Comparing array with scalar using np.maximum: [ 4.  5. nan  7.]
Comparing array with scalar using np.fmax: [4. 5. 4. 7.]

This functionality allows for intuitive and straightforward thresholding operations across your data.

Example 3: Broadcasting

One of NumPy’s strengths is its ability to perform broadcasting, which allows for operations across arrays of different shapes. The maximum() and fmax() functions are no exception here. Consider when comparing a 1D array with a 2D array:

import numpy as np

array_d = np.array([1, 2, 3])
array_e = np.array([[1, 2, 3], [4, 5, 6]])

# Broadcasting operation
max_broadcast = np.maximum(array_d, array_e)
print('Result of broadcasting with np.maximum:', max_broadcast)

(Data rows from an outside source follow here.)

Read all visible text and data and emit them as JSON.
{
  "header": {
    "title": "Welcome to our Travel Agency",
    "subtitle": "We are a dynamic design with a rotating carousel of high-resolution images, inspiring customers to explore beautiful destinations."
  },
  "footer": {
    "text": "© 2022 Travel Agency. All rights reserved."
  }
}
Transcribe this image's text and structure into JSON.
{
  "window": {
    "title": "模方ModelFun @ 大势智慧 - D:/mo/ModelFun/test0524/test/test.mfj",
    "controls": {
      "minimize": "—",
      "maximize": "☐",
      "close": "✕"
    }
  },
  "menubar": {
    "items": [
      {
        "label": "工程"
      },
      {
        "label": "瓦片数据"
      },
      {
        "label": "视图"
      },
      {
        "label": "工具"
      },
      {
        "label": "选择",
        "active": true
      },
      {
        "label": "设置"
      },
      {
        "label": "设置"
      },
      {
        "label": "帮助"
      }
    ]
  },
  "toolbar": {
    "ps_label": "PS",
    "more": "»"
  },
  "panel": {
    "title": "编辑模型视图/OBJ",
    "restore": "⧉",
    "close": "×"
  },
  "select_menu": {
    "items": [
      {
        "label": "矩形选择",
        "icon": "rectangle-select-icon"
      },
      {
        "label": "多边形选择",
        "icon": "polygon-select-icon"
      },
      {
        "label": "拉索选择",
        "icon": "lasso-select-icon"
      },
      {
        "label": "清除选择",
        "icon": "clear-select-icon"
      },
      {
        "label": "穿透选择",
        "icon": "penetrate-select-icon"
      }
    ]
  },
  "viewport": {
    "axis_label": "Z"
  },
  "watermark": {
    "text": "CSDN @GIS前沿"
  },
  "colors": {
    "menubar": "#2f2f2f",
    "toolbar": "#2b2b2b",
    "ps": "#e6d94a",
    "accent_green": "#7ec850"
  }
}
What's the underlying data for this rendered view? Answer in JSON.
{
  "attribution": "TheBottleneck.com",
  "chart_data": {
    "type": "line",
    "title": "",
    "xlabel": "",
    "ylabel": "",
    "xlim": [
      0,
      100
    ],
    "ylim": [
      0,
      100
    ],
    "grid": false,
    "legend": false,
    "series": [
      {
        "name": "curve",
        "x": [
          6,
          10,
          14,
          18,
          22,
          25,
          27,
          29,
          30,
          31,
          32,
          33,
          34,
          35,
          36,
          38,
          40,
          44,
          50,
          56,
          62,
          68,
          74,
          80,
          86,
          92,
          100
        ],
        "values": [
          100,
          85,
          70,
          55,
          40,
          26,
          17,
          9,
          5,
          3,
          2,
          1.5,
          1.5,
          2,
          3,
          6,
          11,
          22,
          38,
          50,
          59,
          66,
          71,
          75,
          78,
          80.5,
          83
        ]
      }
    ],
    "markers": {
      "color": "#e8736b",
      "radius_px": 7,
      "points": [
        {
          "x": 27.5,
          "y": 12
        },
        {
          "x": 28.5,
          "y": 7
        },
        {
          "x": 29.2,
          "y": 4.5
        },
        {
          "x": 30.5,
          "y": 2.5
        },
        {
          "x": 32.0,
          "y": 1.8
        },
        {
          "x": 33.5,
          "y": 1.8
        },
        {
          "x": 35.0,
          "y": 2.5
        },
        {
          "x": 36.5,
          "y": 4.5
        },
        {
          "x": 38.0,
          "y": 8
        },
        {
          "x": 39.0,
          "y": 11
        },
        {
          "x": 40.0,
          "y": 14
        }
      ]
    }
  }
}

fmax_broadcast = np.fmax(array_d, array_e)
print('Result of broadcasting with np.fmax:', fmax_broadcast)

Output:

Result of broadcasting with np.maximum: [[1 2 3]
 [4 5 6]]
Result of broadcasting with np.fmax: [[1 2 3]
 [4 5 6]]

Broadcasting enables the functions to apply across arrays of different sizes effectively, opening up more complex and flexible operations.

Example 4: Advanced Usage with np.nanmax and Handling Arrays with NaNs

While fmax() is beneficial for comparisons involving NaNs, sometimes you might want to first preprocess arrays to replace or ignore NaNs altogether. This is where np.nanmax() comes into play, providing a way to compute the maximum value in an array while ignoring any NaNs:

import numpy as np
from numpy import NaN

array_f = np.array([NaN, 2, NaN, 4])

# Using np.nanmax to ignore NaNs and find max
max_ignore_nan = np.nanmax(array_f)
print('Max ignoring NaNs using np.nanmax:', max_ignore_nan)

Output:

Max ignoring NaNs using np.nanmax: 4.0

This approach is especially useful in data preprocessing stages or when performing statistical analyses.

Conclusion

The maximum() and fmax() functions are versatile tools in NumPy’s arsenal for numerical computing. Through these examples, we’ve seen how they allow for elemental comparisons, broadcasting across different array shapes, and handling of NaNs in a manner suited to your needs. Understanding when to use maximum versus fmax, especially in the presence of NaNs, can significantly enhance your data processing workflows.